Saturday, February 25
Jump Cut celebrates Black History Month with a special screening of WITHIN OUR GATES (1920) from pioneering director Oscar Micheaux.
Within Our Gates, commonly believed to be a response to D.W. Griffith’s Birth of a Nation, is a provocative, controversial melodrama that deals with crime and racism in its many forms including a graphic portrayal of lynching. Micheaux wrote, produced, and directed the film on a $15,000 budget. It is one of the first films made by black artists for black audiences featuring black actors to be shown in “white” theaters. Some cities were heavily against screening Within Our Gates and claimed it would incite violence. Initially, it was rejected by the Board of Censors in Chicago for being too inflammatory after the Chicago race riots. Thought to be lost, a single print of Within Our Gates was discovered in Spain in the 1970s. In 1993, it was restored as closely as possible to the original with its title cards translated back into English, however, some reels of material are still missing from the middle of the film. Within Our Gates is the earliest known surviving film by a black director.

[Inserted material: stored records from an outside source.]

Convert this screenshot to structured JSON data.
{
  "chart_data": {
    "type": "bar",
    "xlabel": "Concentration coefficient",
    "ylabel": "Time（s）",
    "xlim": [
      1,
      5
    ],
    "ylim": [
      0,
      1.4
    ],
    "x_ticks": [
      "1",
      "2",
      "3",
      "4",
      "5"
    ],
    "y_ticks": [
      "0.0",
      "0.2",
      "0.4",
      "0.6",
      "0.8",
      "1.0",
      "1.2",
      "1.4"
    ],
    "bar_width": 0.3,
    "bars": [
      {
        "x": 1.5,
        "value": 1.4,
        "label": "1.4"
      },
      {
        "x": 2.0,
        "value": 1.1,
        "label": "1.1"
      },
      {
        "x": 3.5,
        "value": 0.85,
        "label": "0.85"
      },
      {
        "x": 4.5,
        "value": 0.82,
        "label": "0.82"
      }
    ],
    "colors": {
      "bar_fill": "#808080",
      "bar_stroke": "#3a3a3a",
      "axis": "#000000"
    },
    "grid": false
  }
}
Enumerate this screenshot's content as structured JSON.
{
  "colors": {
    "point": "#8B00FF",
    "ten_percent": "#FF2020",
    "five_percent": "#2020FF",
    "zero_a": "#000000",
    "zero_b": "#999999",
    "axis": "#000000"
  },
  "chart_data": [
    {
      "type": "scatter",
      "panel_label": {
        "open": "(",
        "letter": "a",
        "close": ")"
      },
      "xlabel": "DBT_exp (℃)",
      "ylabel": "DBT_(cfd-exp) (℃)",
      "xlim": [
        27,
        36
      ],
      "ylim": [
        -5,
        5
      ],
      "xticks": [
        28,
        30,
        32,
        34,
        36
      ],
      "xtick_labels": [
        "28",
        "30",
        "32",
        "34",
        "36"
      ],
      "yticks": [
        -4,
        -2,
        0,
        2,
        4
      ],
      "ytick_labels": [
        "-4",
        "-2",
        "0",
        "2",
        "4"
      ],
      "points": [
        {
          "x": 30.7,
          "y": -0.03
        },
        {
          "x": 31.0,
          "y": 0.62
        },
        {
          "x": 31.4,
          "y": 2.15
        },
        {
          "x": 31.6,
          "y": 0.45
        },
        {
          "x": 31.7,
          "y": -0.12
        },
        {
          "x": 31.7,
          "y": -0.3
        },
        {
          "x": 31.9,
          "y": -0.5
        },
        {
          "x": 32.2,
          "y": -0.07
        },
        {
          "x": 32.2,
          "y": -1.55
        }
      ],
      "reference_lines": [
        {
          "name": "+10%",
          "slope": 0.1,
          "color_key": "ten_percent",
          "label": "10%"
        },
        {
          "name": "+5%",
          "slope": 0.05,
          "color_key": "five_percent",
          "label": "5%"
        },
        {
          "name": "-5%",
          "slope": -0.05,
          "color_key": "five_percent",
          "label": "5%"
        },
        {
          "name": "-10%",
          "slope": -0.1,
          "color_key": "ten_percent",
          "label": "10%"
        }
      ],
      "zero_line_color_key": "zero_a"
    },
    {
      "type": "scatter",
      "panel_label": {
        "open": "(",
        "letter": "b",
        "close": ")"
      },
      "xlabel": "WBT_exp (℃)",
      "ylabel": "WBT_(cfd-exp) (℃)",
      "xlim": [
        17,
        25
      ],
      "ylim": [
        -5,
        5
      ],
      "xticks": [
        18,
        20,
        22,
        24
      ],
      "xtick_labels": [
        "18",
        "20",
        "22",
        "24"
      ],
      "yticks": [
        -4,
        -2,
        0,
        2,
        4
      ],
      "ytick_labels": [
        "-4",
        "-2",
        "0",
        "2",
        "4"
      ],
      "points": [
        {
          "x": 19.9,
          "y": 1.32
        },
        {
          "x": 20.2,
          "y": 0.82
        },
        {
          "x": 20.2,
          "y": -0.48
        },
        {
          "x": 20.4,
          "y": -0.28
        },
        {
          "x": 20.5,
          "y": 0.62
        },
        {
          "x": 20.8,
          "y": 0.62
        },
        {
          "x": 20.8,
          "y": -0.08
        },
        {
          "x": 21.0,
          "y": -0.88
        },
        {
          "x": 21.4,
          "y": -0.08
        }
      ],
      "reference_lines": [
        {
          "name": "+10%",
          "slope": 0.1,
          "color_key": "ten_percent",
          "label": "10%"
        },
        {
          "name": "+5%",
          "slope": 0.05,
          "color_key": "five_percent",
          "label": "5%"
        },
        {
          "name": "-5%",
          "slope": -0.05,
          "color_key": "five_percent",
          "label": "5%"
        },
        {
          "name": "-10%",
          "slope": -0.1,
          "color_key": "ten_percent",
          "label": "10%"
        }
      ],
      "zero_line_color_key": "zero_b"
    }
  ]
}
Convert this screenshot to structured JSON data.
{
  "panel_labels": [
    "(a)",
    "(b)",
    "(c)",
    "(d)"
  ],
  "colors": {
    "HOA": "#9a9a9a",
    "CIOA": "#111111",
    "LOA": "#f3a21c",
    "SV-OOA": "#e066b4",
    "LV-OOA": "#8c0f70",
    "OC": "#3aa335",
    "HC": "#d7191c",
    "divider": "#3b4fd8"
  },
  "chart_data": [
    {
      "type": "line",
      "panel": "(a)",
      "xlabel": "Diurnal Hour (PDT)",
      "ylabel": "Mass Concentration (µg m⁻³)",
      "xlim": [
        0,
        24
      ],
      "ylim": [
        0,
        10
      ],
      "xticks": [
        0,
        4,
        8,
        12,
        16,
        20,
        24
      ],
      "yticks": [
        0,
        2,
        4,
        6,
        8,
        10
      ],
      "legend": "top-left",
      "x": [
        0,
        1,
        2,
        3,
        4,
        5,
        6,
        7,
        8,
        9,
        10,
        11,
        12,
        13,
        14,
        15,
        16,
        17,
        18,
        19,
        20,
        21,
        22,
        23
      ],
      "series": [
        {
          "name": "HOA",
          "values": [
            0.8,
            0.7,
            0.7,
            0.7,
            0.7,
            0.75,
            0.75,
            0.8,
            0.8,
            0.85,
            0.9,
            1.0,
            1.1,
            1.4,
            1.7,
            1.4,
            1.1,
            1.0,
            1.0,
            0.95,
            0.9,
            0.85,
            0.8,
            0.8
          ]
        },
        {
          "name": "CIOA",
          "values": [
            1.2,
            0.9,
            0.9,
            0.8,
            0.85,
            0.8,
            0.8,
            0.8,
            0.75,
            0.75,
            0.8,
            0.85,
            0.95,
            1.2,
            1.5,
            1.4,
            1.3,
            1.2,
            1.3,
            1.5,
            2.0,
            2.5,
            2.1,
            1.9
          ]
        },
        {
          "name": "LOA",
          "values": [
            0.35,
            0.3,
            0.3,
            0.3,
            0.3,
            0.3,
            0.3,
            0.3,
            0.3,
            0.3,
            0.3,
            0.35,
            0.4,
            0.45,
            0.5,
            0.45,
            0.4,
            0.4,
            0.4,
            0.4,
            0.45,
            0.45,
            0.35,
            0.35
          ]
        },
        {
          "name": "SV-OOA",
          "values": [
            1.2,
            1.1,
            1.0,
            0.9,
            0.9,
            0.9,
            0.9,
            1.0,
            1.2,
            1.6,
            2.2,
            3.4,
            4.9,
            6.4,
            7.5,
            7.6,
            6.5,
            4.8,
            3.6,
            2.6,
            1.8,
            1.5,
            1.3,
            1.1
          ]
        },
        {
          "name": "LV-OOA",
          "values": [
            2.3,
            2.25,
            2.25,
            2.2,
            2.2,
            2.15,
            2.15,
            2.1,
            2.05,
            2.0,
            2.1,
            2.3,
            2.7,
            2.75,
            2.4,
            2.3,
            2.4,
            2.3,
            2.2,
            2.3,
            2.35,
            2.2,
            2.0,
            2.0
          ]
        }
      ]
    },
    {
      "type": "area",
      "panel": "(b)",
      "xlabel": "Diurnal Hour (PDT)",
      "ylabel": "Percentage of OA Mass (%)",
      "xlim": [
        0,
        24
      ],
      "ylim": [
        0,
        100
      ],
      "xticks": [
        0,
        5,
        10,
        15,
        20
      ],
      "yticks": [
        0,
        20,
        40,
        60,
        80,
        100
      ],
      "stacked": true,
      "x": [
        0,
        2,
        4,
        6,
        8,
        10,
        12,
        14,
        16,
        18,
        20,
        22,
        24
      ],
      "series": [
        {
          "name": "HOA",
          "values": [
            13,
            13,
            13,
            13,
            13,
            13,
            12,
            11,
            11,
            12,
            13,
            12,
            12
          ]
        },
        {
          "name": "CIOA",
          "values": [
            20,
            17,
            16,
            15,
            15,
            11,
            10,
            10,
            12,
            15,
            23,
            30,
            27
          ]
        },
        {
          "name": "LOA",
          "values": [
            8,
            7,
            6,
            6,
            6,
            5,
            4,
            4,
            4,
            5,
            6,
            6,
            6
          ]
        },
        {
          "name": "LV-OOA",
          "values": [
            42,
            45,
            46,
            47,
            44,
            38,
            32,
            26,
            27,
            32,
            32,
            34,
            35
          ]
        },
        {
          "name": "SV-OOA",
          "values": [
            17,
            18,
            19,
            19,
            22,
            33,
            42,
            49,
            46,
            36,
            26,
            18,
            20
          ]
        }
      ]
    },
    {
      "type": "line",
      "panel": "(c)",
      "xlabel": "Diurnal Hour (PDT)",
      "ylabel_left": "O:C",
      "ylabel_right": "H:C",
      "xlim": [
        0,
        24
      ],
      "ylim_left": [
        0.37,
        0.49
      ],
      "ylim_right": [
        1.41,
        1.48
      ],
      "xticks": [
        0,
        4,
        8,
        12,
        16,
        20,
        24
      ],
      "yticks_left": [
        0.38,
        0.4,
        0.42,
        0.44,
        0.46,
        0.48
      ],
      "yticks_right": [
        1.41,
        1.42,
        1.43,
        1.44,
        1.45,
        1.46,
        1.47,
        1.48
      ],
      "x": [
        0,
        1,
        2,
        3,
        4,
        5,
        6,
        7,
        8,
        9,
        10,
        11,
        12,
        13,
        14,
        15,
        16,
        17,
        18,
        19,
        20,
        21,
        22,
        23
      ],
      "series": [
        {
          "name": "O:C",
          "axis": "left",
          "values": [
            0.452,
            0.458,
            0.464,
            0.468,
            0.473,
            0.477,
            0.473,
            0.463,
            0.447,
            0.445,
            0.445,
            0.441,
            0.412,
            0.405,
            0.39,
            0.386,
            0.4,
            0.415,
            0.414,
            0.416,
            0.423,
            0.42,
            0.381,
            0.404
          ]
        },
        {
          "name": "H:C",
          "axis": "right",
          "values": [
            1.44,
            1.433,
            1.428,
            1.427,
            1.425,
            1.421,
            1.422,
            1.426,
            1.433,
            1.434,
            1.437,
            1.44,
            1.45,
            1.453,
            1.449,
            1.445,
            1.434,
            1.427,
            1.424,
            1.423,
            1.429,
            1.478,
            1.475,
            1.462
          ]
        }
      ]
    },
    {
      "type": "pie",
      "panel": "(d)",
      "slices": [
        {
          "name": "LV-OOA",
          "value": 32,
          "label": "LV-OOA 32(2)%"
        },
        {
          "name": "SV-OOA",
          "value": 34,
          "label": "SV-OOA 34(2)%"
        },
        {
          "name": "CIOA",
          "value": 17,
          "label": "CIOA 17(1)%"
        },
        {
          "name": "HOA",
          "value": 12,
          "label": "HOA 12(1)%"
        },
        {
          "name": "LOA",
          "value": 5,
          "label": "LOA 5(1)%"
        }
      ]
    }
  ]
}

At the age of 17, Oscar Micheaux took a job as a Pullman porter and saved enough money to purchase land in Gregory County, South Dakota, where he was the first black homesteader. After selling his homestead in 1911, he turned to writing, publishing articles for newspapers and penning seven novels. His novel, The Conquest (retitled The Homesteader), attracted the attention of the burgeoning Hollywood film industry, but when negotiations broke down, he decided to produce the film himself. Micheaux’s pictures depict racial injustice suffered by Black Americans, exploring themes such as job discrimination, interracial marriage, mob violence, and lynching. In 1986, he was posthumously admitted to the Director’s Guild of America, and the following year he was given a star on the Hollywood Walk of Fame. Micheaux produced more than 44 pictures making him the most prolific black independent filmmaker in American cinema history.